"Die Einsteinföhe" im Trainingslager

05. Dezember 2010

Trainingslager_2010_02.jpgWeitere Bilder im Fotoalbum

Im April 2011 (13.04.2011 und 14.04.2011) planen wir eine ca. einstündige Aufführung in der Schule. Da wir uns zu unserer AG-Zeit leider aus schulorganisatorischen Gründen nicht mehr vollzählig treffen können, ist es nur möglich an solchen Trainingstagen an der Zusammenstellung unserer Programmpunkte zu arbeiten.
Ein sehr engagierter "Floh" Karin Schröter fasste die Eindrücke der Trainingstage zusammen.Endlich war es wieder so weit, die Herbstferien gingen zu Ende und für die Schüler begann der Unterricht Montagmorgen um 7.40 Uhr. Nicht für die Einstein-Flöhe. Wir trafen uns, um für vier Tage in die Landessportschule nach Albstadt zu gehen.

Noch etwas müde, aber voll freudiger Erwartung wurden die außergewöhnlichen Turngeräte in den Bus geladen und die Reise in das Trainingslager konnte einen halben Tag früher als gewohnt beginnen. Leider war dieses Jahr ein Floh nicht dabei!

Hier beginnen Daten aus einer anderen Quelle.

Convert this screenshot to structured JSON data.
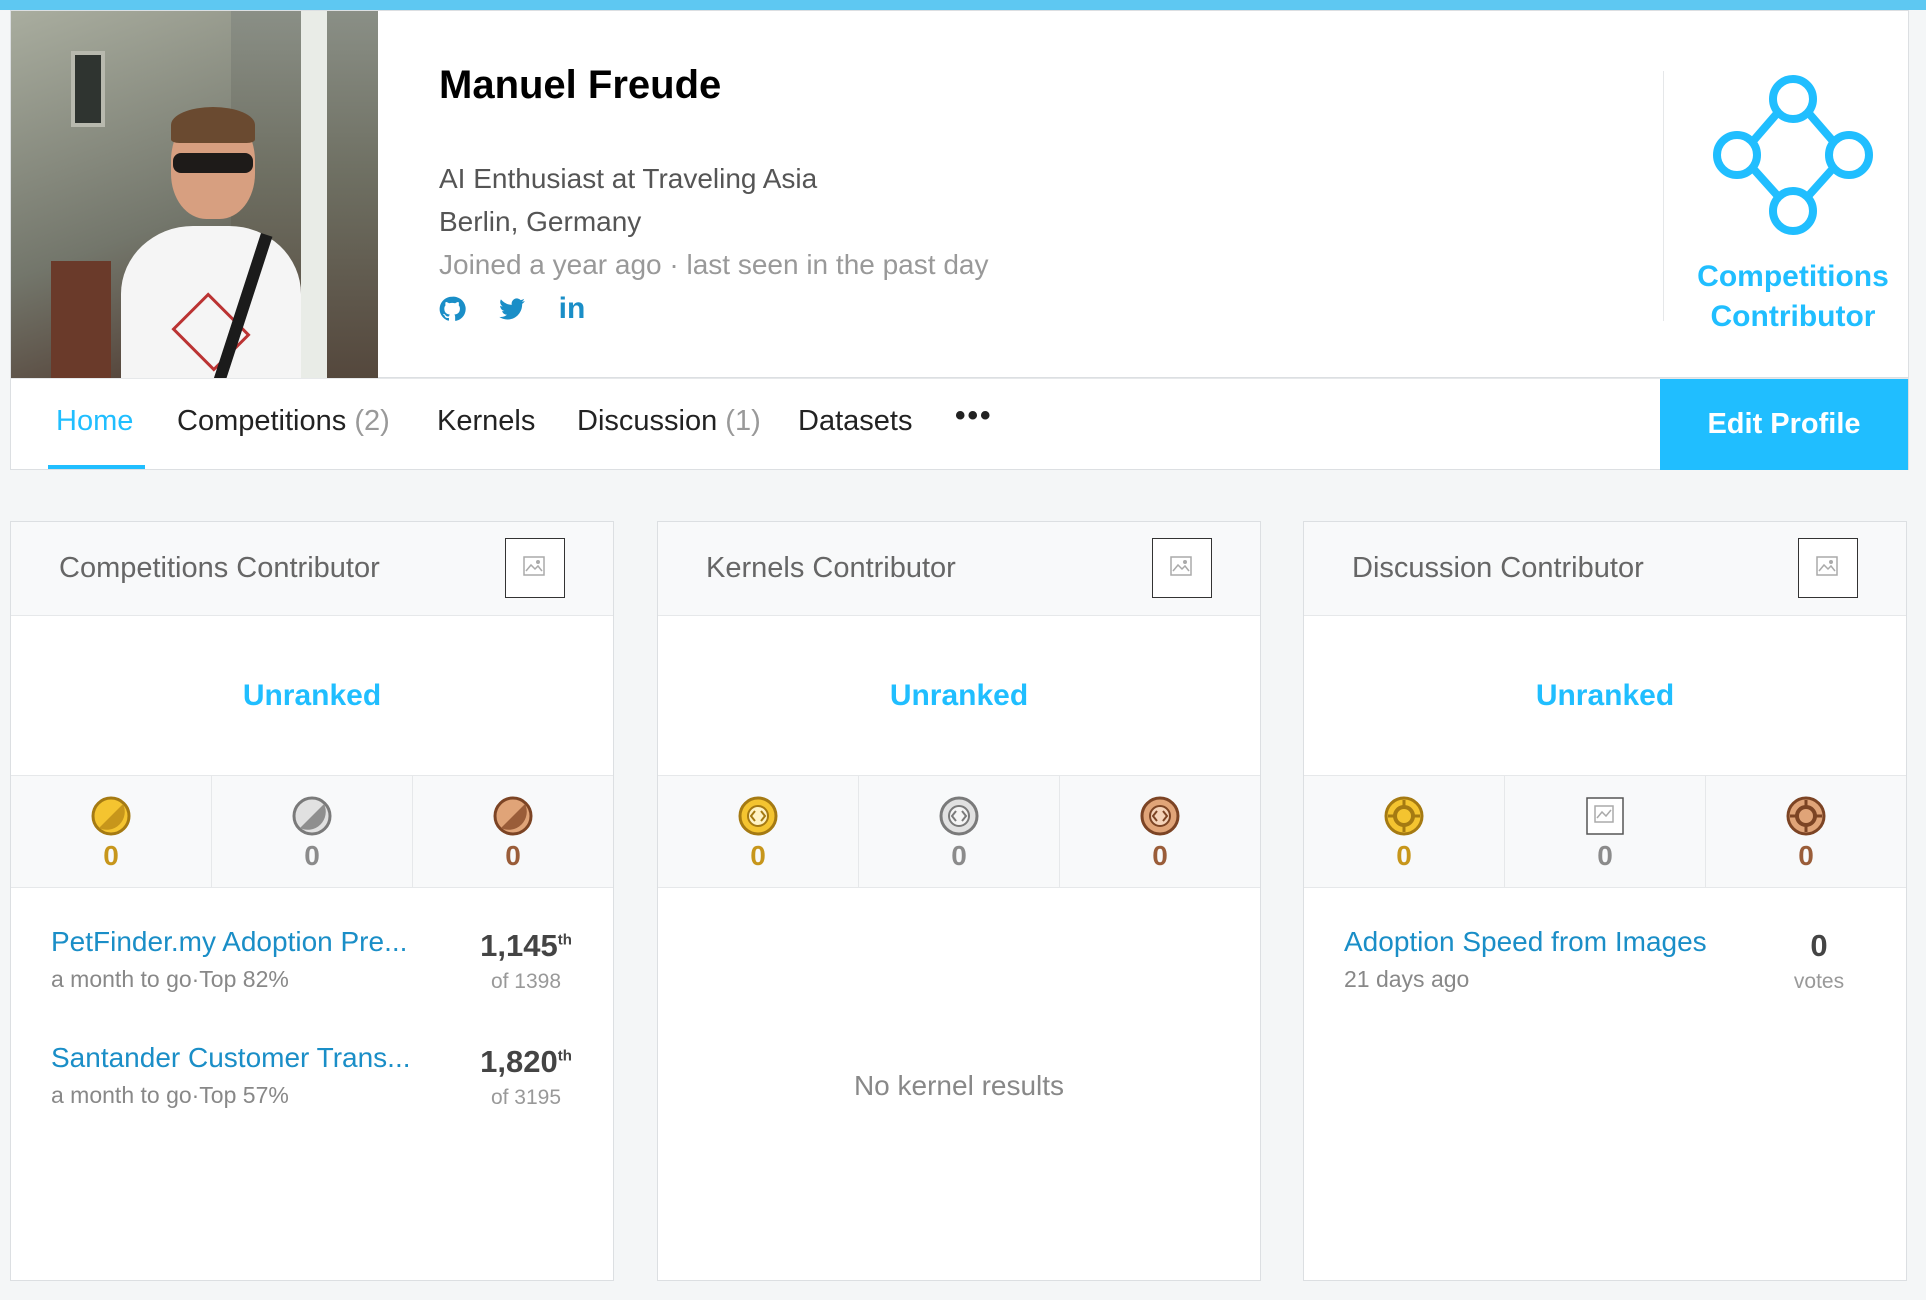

In Albstadt angekommen wurden die Zimmer verteilt und wir begannen sofort, die Sporthalle, die wir wieder die ganze Zeit für uns hatten, mit Judomatten auszulegen. Natürlich bauten wir auch die Geräte auf und nahmen das große Trampolin, welches immer wieder ein Highlight ist, gleich in Anspruch. Alle freuten sich auf das fabelhafte Essen, die tolle Unterkunft und jede Menge Spaß am Ausprobieren neuer Turnelemente. Bisher war jedes Jahr hauptsächlich der Verbesserung unserer turnerischen Leistungen gewidmet, doch dieses Jahr sollte es anders werden als alles bisher da gewesene.

Das größte und spektakulärste Flöhe-Projekt sollte fertiggestellt werden. "Die Prophezeiung", so heißt das Meisterwerk, das auch schon das letzte Trainingslager beeinflusste, war Thema Nummer eins.

Das bedeutete, dass kaum Platz war für die sonst üblichen Szenen des Übens neuer akrobatischer Meisterleistungen und des Vergnügens auf dem Trampolin. Die fast 31 Trainingsstunden wurden von dem neuen Programm geprägt, was zwischendurch für Konzentrationsprobleme sorgte, und sich auf die sonst so gute Laune der Flöhe auswirkte. Die Lust ließ nach und am zweiten Tag waren wir bereits an einem Tiefpunkt. Die Tatsache, dass wir das Schwimmbad dieses Jahr nicht benutzen durften verstärkte die schlechte Laune zusätzlich, doch wir wären keine so tolle AG, wenn uns so etwas aufhalten würde!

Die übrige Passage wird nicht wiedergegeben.